Webb hooked radio microphones to each of the major players in a scene and recorded their dialogue onto individual sound tracks via an eight-track system. Altman could then mix the sound to his exacting standards during the editing process. The disappointment was that, given this revolutionary process, Nashville didn’t get an Oscar nomination in the sound category.

At the end of the two-month shoot, Altman had more than 200,000 feet of film, coming in at about 16 hours of footage. When it seemed that one movie wouldn’t be big enough for his vision, he briefly toyed the idea with creating two films, Nashville Red and Nashville Blue. This didn’t get beyond the planning stage, nor did a television mini-series utilising the extra footage. Decades later, a sequel to Nashville, reprising many of the major characters, was also stillborn.

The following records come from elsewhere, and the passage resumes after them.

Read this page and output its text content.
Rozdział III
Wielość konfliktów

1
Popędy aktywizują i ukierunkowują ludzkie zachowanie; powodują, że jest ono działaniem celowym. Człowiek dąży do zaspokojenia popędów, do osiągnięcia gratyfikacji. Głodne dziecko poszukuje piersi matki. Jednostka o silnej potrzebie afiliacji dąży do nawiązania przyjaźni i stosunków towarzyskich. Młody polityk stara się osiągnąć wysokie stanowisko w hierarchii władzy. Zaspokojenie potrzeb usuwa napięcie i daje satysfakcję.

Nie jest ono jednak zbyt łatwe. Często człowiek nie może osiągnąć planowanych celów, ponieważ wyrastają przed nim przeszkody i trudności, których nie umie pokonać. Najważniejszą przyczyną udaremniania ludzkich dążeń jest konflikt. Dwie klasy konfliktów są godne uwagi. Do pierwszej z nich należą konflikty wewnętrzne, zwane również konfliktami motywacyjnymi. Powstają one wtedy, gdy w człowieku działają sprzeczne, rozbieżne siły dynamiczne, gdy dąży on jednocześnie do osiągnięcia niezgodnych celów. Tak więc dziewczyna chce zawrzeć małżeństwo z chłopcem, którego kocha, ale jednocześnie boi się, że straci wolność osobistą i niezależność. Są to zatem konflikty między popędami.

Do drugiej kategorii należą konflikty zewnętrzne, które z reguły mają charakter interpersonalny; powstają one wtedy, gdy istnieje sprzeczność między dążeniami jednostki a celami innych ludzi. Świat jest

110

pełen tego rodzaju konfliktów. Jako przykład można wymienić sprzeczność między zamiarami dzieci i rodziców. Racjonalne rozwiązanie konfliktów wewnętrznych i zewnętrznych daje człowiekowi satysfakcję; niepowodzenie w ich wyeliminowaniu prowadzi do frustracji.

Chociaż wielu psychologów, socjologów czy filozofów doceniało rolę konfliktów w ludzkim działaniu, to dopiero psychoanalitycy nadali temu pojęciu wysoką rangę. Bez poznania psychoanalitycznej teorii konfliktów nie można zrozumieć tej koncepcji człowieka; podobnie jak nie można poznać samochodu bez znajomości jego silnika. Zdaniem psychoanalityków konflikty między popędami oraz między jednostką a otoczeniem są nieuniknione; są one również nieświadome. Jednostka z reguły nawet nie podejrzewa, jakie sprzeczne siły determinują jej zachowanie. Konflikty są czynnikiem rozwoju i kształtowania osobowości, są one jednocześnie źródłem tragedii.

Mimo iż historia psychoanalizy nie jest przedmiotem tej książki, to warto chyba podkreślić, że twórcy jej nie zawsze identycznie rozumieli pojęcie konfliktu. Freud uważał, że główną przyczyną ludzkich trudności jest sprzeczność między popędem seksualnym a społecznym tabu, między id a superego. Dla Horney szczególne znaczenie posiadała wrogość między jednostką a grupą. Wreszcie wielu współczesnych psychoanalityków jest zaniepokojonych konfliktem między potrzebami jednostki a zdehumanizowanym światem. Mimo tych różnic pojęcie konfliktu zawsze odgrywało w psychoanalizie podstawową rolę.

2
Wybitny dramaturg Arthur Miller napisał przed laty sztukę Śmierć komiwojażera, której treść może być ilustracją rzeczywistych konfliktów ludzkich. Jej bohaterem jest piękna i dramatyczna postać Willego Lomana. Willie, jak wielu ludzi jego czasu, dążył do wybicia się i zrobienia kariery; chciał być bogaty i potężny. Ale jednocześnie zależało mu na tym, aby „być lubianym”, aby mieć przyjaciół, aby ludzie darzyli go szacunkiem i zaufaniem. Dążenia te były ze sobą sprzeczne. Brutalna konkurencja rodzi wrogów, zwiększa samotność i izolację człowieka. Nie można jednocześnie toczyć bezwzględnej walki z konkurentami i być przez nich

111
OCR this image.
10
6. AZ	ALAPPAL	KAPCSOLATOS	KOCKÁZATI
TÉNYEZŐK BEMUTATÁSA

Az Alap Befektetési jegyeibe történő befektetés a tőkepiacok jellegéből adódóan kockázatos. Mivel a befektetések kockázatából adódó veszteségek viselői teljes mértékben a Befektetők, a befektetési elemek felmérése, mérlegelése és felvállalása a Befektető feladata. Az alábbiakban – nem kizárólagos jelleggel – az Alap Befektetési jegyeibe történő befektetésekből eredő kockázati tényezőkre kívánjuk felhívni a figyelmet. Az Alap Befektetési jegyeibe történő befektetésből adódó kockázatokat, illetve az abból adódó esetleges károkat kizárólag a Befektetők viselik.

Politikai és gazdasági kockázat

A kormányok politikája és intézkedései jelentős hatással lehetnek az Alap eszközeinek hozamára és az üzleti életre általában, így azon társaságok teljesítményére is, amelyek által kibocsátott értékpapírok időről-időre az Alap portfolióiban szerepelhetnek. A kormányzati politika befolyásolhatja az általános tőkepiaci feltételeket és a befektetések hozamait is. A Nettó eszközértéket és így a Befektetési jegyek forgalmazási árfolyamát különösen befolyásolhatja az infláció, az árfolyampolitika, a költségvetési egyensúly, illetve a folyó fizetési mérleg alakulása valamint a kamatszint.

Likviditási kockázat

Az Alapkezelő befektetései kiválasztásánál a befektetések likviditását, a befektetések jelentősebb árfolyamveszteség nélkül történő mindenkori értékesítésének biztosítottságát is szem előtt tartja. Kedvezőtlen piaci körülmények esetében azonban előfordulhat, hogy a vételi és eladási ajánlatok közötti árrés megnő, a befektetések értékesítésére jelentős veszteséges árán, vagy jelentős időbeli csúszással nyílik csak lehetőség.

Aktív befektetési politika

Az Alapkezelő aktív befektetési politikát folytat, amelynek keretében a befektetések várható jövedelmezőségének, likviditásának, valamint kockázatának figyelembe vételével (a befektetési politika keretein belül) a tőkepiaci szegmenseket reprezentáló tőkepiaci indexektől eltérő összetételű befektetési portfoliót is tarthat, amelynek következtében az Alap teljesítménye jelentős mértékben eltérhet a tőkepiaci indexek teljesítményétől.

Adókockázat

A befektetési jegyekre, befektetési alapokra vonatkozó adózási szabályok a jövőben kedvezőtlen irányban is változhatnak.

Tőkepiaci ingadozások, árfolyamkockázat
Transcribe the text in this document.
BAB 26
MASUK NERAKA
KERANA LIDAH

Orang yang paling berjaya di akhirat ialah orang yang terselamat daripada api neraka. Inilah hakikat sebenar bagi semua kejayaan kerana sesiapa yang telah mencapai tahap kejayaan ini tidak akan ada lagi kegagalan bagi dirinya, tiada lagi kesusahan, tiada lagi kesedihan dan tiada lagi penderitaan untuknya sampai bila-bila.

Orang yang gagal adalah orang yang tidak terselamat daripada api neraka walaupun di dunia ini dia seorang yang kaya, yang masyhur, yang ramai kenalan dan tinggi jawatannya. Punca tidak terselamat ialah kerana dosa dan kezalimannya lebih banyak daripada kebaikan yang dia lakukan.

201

As it was, the final cut of Nashville ran 2 hours and 40 minutes. Although the critics once again loved it (Pauline Kael of The New Yorker previewed a rough cut in a lengthy review that ran three months before the premiere, calling it “a radical, evolutionary leap” and “the ultimate Altman movie”), it made just $US7 million at the American box office (on a $US2.2 million budget). It wasn’t babka but it also wasn’t the return to financial form that had been predicted.

Altman would spend the next 15 years wandering the cinematic wastelands with ever-decreasing budgets and success until the career-replenishing double-whammy of The Player and Short Cuts in the early 90s.

Nashville, however, remains his great classic, a movie that repays every favour it asks of an audience and is as fresh and inventive as it appeared 35 years ago.